Er zijn twee varianten bij Bibster: een spel en een zoektocht. Bij de zoektocht hangen er codes op in de bib. De spelers zoeken de codes en lossen de achterliggende vragen op. Deze variant kan langere tijd open staan, bijvoorbeeld een maand, en kan individueel gespeeld worden. In de spelvariant nemen verschillende teams het tegen elkaar op, onder de begeleiding van een bibmedewerker. Wij kozen de spelvariant. Docenten komen daarbij met hun klasgroep naar de bib. De studenten krijgen per twee een tablet. Door berichten uit een mailbox af te handelen, verzamelen ze posts en volgers op sociale media. Doel van het spel is om met zoveel mogelijk volgers te eindigen. Achter elk bericht zit een vragenronde. Het aantal volgers per ronde wordt bepaald door de tijd die ze nodig hebben en het aantal juiste antwoorden. Er zijn verschillende soorten vragen, zoals een meerkeuzevraag, een verbindingsvraag, een open vraag of iets aanduiden op een afbeelding. Je kunt ook interactieve afbeeldingen uit andere tools, zoals genially, en video’s integreren.
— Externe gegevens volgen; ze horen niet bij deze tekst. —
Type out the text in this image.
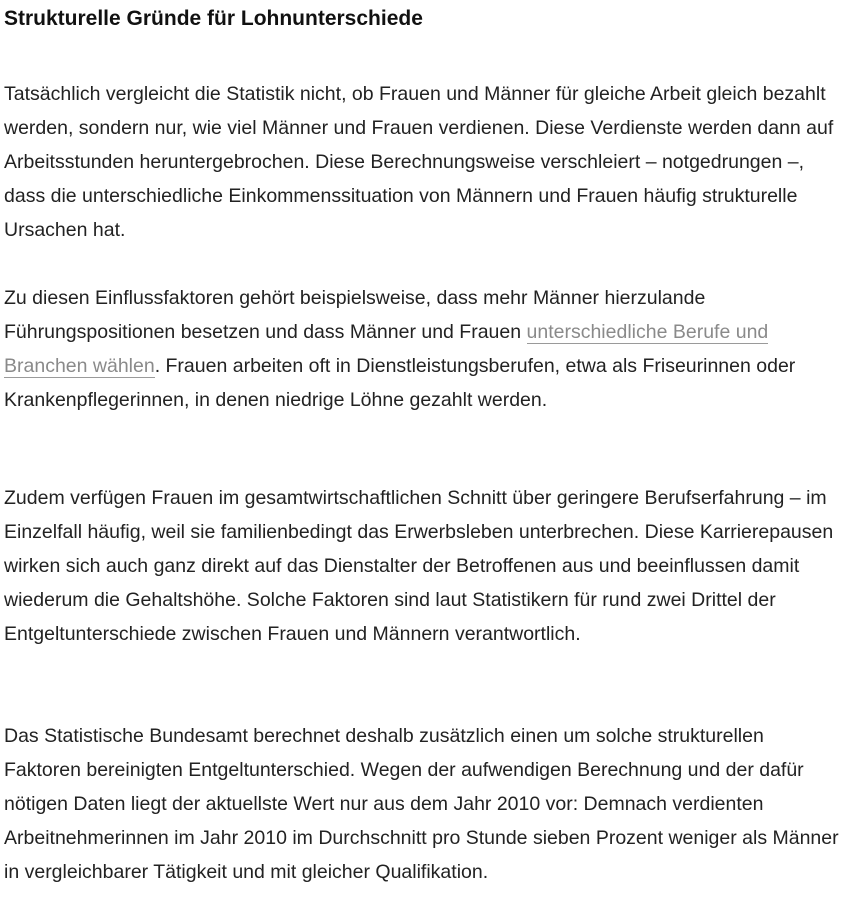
Strukturelle Gründe für Lohnunterschiede

Tatsächlich vergleicht die Statistik nicht, ob Frauen und Männer für gleiche Arbeit gleich bezahlt werden, sondern nur, wie viel Männer und Frauen verdienen. Diese Verdienste werden dann auf Arbeitsstunden heruntergebrochen. Diese Berechnungsweise verschleiert – notgedrungen –, dass die unterschiedliche Einkommenssituation von Männern und Frauen häufig strukturelle Ursachen hat.

Zu diesen Einflussfaktoren gehört beispielsweise, dass mehr Männer hierzulande Führungspositionen besetzen und dass Männer und Frauen unterschiedliche Berufe und Branchen wählen. Frauen arbeiten oft in Dienstleistungsberufen, etwa als Friseurinnen oder Krankenpflegerinnen, in denen niedrige Löhne gezahlt werden.

Zudem verfügen Frauen im gesamtwirtschaftlichen Schnitt über geringere Berufserfahrung – im Einzelfall häufig, weil sie familienbedingt das Erwerbsleben unterbrechen. Diese Karrierepausen wirken sich auch ganz direkt auf das Dienstalter der Betroffenen aus und beeinflussen damit wiederum die Gehaltshöhe. Solche Faktoren sind laut Statistikern für rund zwei Drittel der Entgeltunterschiede zwischen Frauen und Männern verantwortlich.

Das Statistische Bundesamt berechnet deshalb zusätzlich einen um solche strukturellen Faktoren bereinigten Entgeltunterschied. Wegen der aufwendigen Berechnung und der dafür nötigen Daten liegt der aktuellste Wert nur aus dem Jahr 2010 vor: Demnach verdienten Arbeitnehmerinnen im Jahr 2010 im Durchschnitt pro Stunde sieben Prozent weniger als Männer in vergleichbarer Tätigkeit und mit gleicher Qualifikation.
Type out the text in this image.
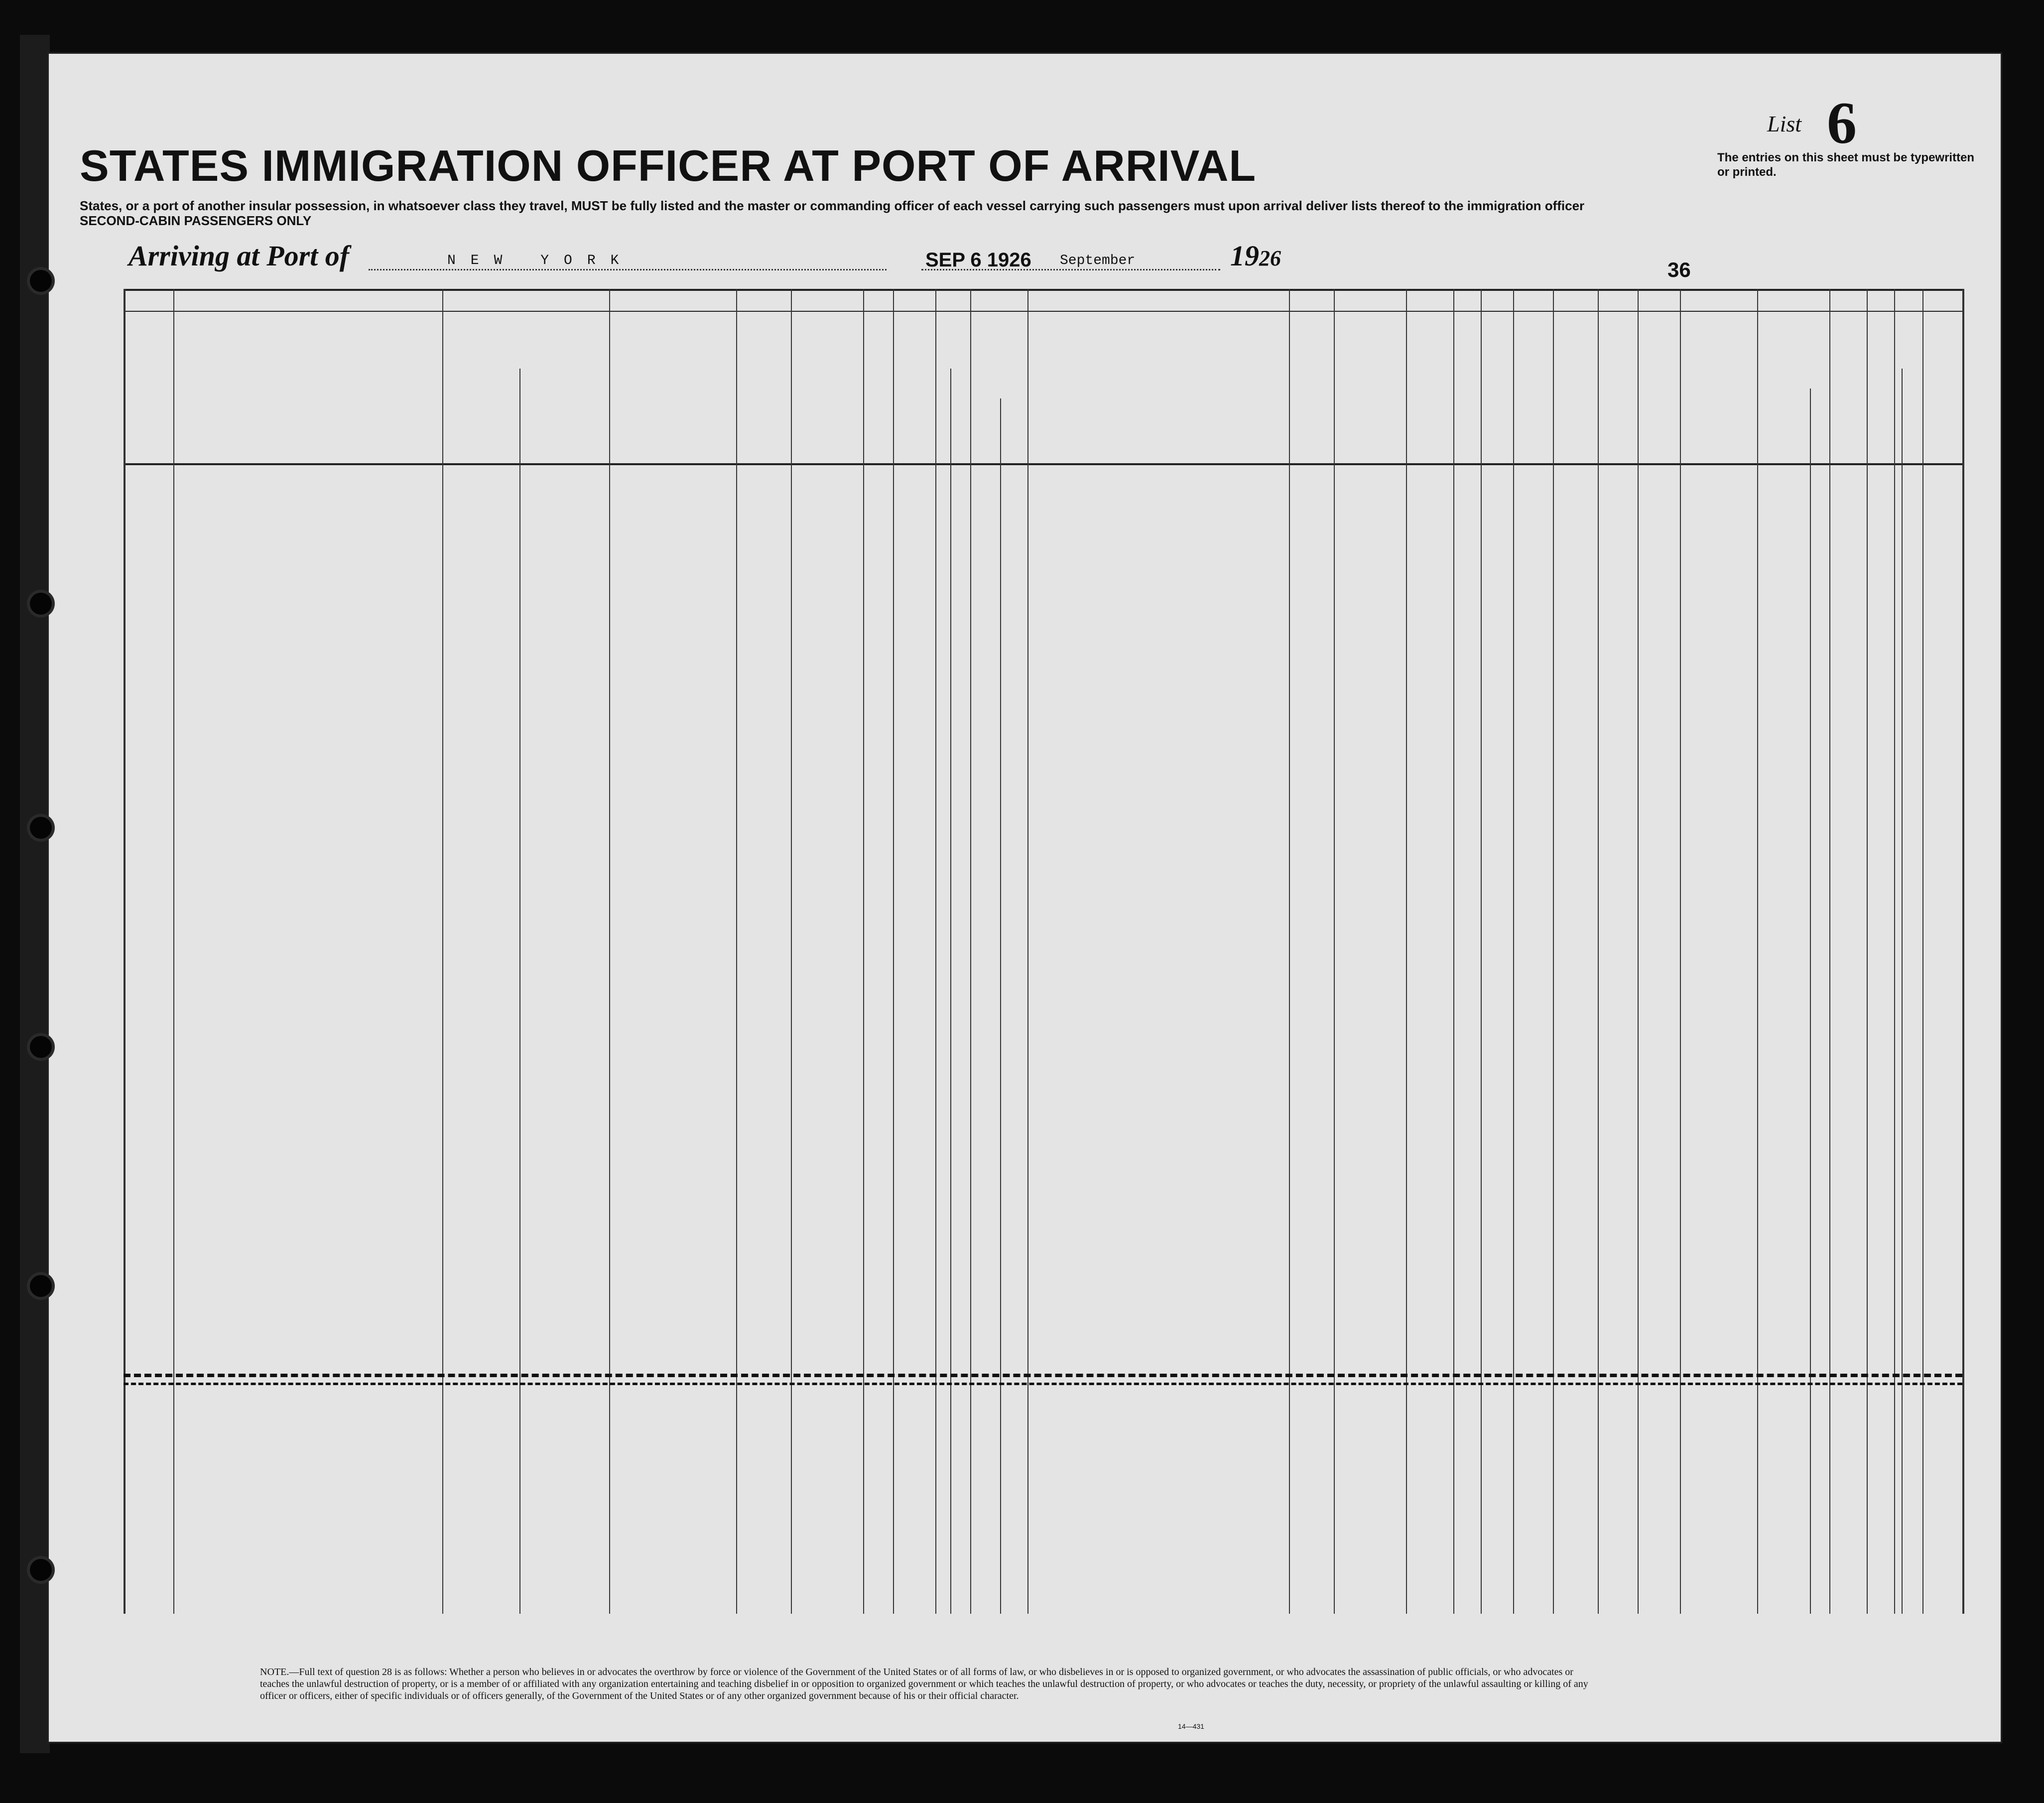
STATES IMMIGRATION OFFICER AT PORT OF ARRIVAL
States, or a port of another insular possession, in whatsoever class they travel, MUST be fully listed and the master or commanding officer of each vessel carrying such passengers must upon arrival deliver lists thereof to the immigration officer
SECOND-CABIN PASSENGERS ONLY
List 6
The entries on this sheet must be typewritten or printed.
Arriving at Port of	NEW YORK	SEP 6 1926 September	1926	36
NOTE.—Full text of question 28 is as follows: Whether a person who believes in or advocates the overthrow by force or violence of the Government of the United States or of all forms of law, or who disbelieves in or is opposed to organized government, or who advocates the assassination of public officials, or who advocates or teaches the unlawful destruction of property, or is a member of or affiliated with any organization entertaining and teaching disbelief in or opposition to organized government or which teaches the unlawful destruction of property, or who advocates or teaches the duty, necessity, or propriety of the unlawful assaulting or killing of any officer or officers, either of specific individuals or of officers generally, of the Government of the United States or of any other organized government because of his or their official character.
14—431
We laten de studenten samenwerken in duo’s, zodat ze leren van elkaar. Bij elke vraag zijn meerdere pogingen mogelijk met tussentijdse feedback na een fout antwoord. Op die manier zoeken de studenten via trial and error zelfstandig het juiste antwoord. Na een derde foute poging hebben ze een ontgrendelingscode nodig van de (bib)begeleider. Zo krijgen we zicht op moeilijke vragen, zodat we die kunnen bijsturen, en kunnen we mondeling feedback geven.

Dit alles sluit naadloos aan bij de principes van spelend leren. Bibster biedt als tool dus alle mogelijkheden die we nodig hadden voor een make-over van onze bibrondleiding tot een mediawijze (inter)actieve spelvorm.

Een positief rapport

In 2018 speelden 78 groepen uit zes opleidingen het bibspel. Dat zijn 1.524 studenten. Daarnaast gingen ook 179 externen (10 groepen) uit het secundair en volwassenenonderwijs met het spel aan de slag. We bereiken met onze nieuwe rondleiding heel wat meer studenten dan voordien. En ze vinden het nog leuk ook. Docenten zijn eveneens positief. Het spel promoot zichzelf en de aanvragen stromen quasi vanzelf binnen.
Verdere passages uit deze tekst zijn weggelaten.